🤖 AI Summary
This work addresses the challenge of solving large-scale mixed-integer linear programs (MILPs), which remains difficult due to high computational complexity. Existing graph neural network–based approaches are limited by their local receptive fields and struggle to capture global problem structure. To overcome this, we propose a general-purpose neural backbone that, for the first time, integrates a dual attention mechanism into MILP representation learning. Specifically, self-attention and cross-attention operate in parallel on the variable-constraint bipartite graph, enabling global information exchange and deep feature representation. The resulting architecture supports diverse downstream tasks—including instance-level, element-level, and solver-state-level predictions—and consistently outperforms state-of-the-art methods across multiple standard benchmarks, significantly improving both solving efficiency and generalization capability.
📝 Abstract
Mixed-integer linear programming (MILP), a widely used modeling framework for combinatorial optimization, are central to many scientific and engineering applications, yet remains computationally challenging at scale. Recent advances in deep learning address this challenge by representing MILP instances as variable-constraint bipartite graphs and applying graph neural networks (GNNs) to extract latent structural patterns and enhance solver efficiency. However, this architecture is inherently limited by the local-oriented mechanism, leading to restricted representation power and hindering neural approaches for MILP. Here we present an attention-driven neural architecture that learns expressive representations beyond the pure graph view.

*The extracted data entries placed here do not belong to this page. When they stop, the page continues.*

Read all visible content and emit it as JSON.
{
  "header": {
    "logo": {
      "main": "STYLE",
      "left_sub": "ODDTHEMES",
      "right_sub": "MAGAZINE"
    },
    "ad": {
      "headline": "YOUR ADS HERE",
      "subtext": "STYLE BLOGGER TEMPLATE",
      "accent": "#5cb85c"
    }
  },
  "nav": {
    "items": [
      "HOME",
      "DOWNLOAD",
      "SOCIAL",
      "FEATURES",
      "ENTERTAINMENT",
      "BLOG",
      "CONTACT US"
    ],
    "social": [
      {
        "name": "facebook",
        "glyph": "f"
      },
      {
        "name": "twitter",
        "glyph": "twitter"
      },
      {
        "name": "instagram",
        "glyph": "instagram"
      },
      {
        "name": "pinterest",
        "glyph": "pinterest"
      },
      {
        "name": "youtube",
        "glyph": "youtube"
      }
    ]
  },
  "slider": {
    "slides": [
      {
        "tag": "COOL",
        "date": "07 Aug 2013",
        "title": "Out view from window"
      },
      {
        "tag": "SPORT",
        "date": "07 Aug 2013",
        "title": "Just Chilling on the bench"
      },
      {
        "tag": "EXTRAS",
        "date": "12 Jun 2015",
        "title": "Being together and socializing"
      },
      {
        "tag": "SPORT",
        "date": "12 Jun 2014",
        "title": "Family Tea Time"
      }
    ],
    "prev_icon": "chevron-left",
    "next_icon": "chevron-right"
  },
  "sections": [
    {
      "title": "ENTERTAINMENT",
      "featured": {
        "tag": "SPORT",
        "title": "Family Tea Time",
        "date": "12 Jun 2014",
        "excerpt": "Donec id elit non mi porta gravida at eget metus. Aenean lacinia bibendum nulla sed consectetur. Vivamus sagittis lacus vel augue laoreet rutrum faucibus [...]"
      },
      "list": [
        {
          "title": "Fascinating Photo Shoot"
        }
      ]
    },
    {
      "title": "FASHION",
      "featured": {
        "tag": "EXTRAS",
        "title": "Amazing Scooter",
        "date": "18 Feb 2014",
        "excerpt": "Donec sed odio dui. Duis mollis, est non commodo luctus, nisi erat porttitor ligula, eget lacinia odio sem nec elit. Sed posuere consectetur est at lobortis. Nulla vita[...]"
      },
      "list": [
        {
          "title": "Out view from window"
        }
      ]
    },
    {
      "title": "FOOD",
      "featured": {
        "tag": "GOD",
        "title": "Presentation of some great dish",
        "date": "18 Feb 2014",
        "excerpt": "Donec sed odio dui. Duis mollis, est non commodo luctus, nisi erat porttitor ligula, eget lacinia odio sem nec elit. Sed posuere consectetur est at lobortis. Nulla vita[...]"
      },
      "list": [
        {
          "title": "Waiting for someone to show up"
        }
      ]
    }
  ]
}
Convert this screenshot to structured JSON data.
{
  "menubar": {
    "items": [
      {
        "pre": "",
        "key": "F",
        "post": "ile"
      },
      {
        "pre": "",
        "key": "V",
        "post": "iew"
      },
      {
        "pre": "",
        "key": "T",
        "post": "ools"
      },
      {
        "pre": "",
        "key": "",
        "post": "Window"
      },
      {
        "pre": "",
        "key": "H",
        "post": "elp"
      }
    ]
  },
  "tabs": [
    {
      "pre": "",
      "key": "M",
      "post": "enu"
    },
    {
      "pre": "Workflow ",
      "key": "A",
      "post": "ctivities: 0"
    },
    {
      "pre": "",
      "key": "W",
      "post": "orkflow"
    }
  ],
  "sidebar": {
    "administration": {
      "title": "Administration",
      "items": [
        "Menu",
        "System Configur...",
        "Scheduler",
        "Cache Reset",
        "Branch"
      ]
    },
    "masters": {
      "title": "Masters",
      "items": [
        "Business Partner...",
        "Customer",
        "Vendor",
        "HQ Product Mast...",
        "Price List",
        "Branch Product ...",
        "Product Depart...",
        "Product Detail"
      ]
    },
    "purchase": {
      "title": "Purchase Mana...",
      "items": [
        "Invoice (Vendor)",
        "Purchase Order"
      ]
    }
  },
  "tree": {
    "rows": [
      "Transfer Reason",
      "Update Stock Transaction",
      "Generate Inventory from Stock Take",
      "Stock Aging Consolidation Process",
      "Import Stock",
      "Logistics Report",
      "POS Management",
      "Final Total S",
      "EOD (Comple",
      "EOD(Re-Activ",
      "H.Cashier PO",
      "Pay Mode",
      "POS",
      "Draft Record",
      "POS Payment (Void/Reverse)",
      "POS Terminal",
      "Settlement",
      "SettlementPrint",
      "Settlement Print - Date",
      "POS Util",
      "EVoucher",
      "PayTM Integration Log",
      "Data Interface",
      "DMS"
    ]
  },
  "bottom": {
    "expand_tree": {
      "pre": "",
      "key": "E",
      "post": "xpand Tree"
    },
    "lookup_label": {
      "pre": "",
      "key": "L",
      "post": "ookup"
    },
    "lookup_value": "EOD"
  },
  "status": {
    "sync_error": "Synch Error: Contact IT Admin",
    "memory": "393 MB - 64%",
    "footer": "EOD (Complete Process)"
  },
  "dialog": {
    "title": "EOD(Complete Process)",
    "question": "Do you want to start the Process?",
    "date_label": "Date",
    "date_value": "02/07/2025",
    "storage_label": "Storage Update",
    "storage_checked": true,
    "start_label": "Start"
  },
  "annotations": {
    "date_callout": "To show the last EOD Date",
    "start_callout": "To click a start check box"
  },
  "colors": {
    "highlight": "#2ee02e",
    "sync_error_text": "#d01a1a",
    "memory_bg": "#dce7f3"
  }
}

A dual-attention mechanism is designed to perform parallel self- and cross-attention over variables and constraints, enabling global information exchange and deeper representation learning. We apply this general backbone to various downstream tasks at the instance level, element level, and solving state level. Extensive experiments across widely used benchmarks show consistent improvements of our approach over state-of-the-art baselines, highlighting attention-based neural architectures as a powerful foundation for learning-enhanced mixed-integer linear optimization.